Doing so, notwithstanding the relatively lower mark I would get from such risky venture as a result of deliberately screwing up with deadlines, has become a goal of sorts for me inasmuch as valuing and observing the tenets of good scholarship–which requires, among others, prudence, patience and analytical eclecticism to produce original ideas – than just merely reiterating and window-dressing the peregrinations of the given references.
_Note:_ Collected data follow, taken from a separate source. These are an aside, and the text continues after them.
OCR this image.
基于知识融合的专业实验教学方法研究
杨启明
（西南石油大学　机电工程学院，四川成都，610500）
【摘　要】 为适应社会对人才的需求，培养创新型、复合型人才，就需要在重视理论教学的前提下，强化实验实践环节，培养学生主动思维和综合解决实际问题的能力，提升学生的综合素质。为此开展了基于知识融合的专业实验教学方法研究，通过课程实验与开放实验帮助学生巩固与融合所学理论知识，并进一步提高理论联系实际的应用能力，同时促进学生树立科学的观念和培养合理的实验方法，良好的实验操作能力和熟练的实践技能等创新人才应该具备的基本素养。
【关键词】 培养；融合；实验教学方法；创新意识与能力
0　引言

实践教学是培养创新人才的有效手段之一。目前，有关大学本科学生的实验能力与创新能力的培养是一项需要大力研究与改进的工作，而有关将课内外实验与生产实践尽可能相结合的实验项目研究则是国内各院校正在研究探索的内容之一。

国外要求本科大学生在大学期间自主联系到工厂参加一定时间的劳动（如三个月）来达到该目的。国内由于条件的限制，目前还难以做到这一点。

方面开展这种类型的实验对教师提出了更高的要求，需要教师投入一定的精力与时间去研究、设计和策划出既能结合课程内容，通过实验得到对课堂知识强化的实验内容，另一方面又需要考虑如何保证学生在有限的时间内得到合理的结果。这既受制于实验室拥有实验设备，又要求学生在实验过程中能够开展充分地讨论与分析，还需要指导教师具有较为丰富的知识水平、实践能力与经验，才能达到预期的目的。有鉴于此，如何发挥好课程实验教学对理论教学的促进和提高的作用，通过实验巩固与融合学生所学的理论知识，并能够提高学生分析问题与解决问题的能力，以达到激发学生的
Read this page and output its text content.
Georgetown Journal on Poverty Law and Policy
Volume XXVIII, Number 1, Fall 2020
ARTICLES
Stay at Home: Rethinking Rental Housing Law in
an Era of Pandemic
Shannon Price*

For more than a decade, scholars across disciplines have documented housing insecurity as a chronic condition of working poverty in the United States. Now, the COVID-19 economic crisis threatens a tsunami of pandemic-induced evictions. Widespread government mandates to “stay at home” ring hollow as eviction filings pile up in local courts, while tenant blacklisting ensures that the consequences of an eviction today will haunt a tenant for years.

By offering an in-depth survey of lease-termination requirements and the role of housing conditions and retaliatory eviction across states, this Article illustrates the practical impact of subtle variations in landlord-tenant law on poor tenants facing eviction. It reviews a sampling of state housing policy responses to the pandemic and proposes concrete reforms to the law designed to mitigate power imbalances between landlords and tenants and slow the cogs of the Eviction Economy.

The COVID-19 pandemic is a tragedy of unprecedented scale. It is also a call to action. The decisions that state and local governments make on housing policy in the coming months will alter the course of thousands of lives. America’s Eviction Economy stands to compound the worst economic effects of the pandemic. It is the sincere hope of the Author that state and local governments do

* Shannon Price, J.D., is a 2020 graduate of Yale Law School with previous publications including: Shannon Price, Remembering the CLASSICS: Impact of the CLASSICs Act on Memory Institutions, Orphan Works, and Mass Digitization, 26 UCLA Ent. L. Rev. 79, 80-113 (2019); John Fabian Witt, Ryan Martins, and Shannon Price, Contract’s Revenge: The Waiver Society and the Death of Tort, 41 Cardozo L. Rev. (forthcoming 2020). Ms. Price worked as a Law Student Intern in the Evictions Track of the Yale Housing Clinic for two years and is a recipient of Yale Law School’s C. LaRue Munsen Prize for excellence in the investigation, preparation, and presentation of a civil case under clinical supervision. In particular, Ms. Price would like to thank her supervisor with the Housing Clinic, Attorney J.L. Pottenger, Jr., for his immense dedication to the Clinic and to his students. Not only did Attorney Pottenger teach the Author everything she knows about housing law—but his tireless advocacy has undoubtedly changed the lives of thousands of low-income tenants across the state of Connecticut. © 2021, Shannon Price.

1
It may sound blasphemous among geeky formalists and pseudo-intellectuals who, no matter how they deny it, cannot even start, much less instantaneously expound, an in-depth academic discussion in class with explicatory finesse and latitude, yet would boisterously proclaim at such instances that “we hurdled the damn deadline.” Yeah right, by simplying turning the professor’s workdesk into an improvised deposit of expensive “rims of toilet paper,” save for a few exceptions.  Modesty aside, this part-time heckler’s goal is to learn and understand what he’s read and eventually apply it, at least by writing something that would exhibit the academic dispatches and strides he’s made throughout the entire duration of the course. In foreign policy parlance, it is sacrifice that distinguishes a goal from an aspiration.

Numbers, as in the case of grades, which a prominent professor has declared to be reeling from “inflation” nowadays in UST, is a reflection of what the economist John Mangun has once likened to a “bikini” in one of his Philippine Graphic columns some years ago because “what it reveals is suggestive” yet “what it conceals is vital.”


Care to burn some intellectual calories?
During the post-installation rites of Fr. Rolando dela Rosa, O.P., some V news writers interviewed prominent University officials and personalities to know their personal insights about the ascension of the “new” rector in office. While some had managed to raise concerns and well-wishes to Father De la Rosa, there were others, University officials at that, who chose to regale their interviewers with airy and no-brainer statements which eventually made a mockery of the interview’s purpose.
To borrow a general rule in opinion-writing: if you have nothing good, nay sensible, to say anymore, better shut up. Hooting starts now.